Addressing Question 21(a) and 21(b) in the List of Issues on Criminalization of Trafficking Victims in the U.S. and Effective Remedies
The U.S. Government, though taking notable steps, has failed to address human trafficking in a comprehensive and coordinated manner, leaving significant gaps and many victims unprotected. The government has failed to take sufficient measures to identify and investigate labor trafficking cases in violation of its obligations under Articles 8 and 24 of the ICCPR. U.S. child trafficking victims are likely to have some interaction with the child welfare system, yet the government fails (1) to protect children already in the system who are particularly vulnerable to trafficking, and (2) to meet the unique needs of trafficking survivors who are placed in the child welfare system following their rescue.
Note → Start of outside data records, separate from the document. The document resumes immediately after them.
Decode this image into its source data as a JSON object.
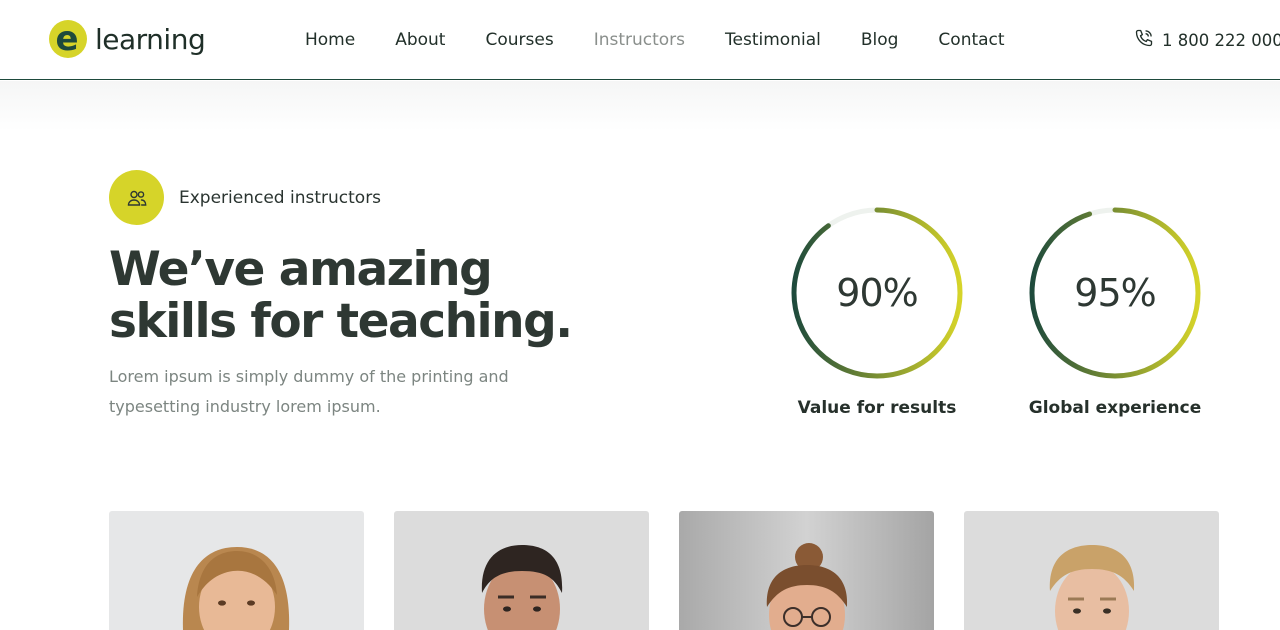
{
  "header": {
    "logo_text": "learning",
    "logo_letter": "e",
    "nav": [
      {
        "label": "Home",
        "active": false
      },
      {
        "label": "About",
        "active": false
      },
      {
        "label": "Courses",
        "active": false
      },
      {
        "label": "Instructors",
        "active": true
      },
      {
        "label": "Testimonial",
        "active": false
      },
      {
        "label": "Blog",
        "active": false
      },
      {
        "label": "Contact",
        "active": false
      }
    ],
    "phone": "1 800 222 000",
    "phone_icon": "phone-icon"
  },
  "intro": {
    "badge_icon": "users-icon",
    "badge_label": "Experienced instructors",
    "heading_line1": "We’ve amazing",
    "heading_line2": "skills for teaching.",
    "description": "Lorem ipsum is simply dummy of the printing and typesetting industry lorem ipsum."
  },
  "stats": [
    {
      "value": "90%",
      "percent": 90,
      "label": "Value for results"
    },
    {
      "value": "95%",
      "percent": 95,
      "label": "Global experience"
    }
  ],
  "instructors": [
    {
      "photo": "instructor-photo-woman-smiling"
    },
    {
      "photo": "instructor-photo-man-smiling"
    },
    {
      "photo": "instructor-photo-woman-glasses"
    },
    {
      "photo": "instructor-photo-man-man-bun"
    }
  ],
  "colors": {
    "brand_yellow": "#d6d429",
    "brand_green": "#1e4a3c",
    "text_dark": "#2e3833",
    "text_muted": "#7c8581"
  }
}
Finally, the U.S. Government has failed to coordinate anti-trafficking efforts among and between federal and local agencies and has provided insufficient and inconsistent funding and training to combat trafficking.
Particularly concerning, victims of trafficking are often treated and prosecuted as criminals, rather than crime victims. The U.S. Government’s almost-exclusive emphasis on a criminal justice approach to trafficking, which, while important to apprehend and arrest traffickers, frequently results in unintended harms for people who are trafficked into the sex trade. The abusive and degrading nature of their arrests as well as the stigma and harms of criminal records violates the rights of trafficking survivors to be free from cruel, inhuman or degrading treatment and exposes them to additional risks of exploitation by traffickers.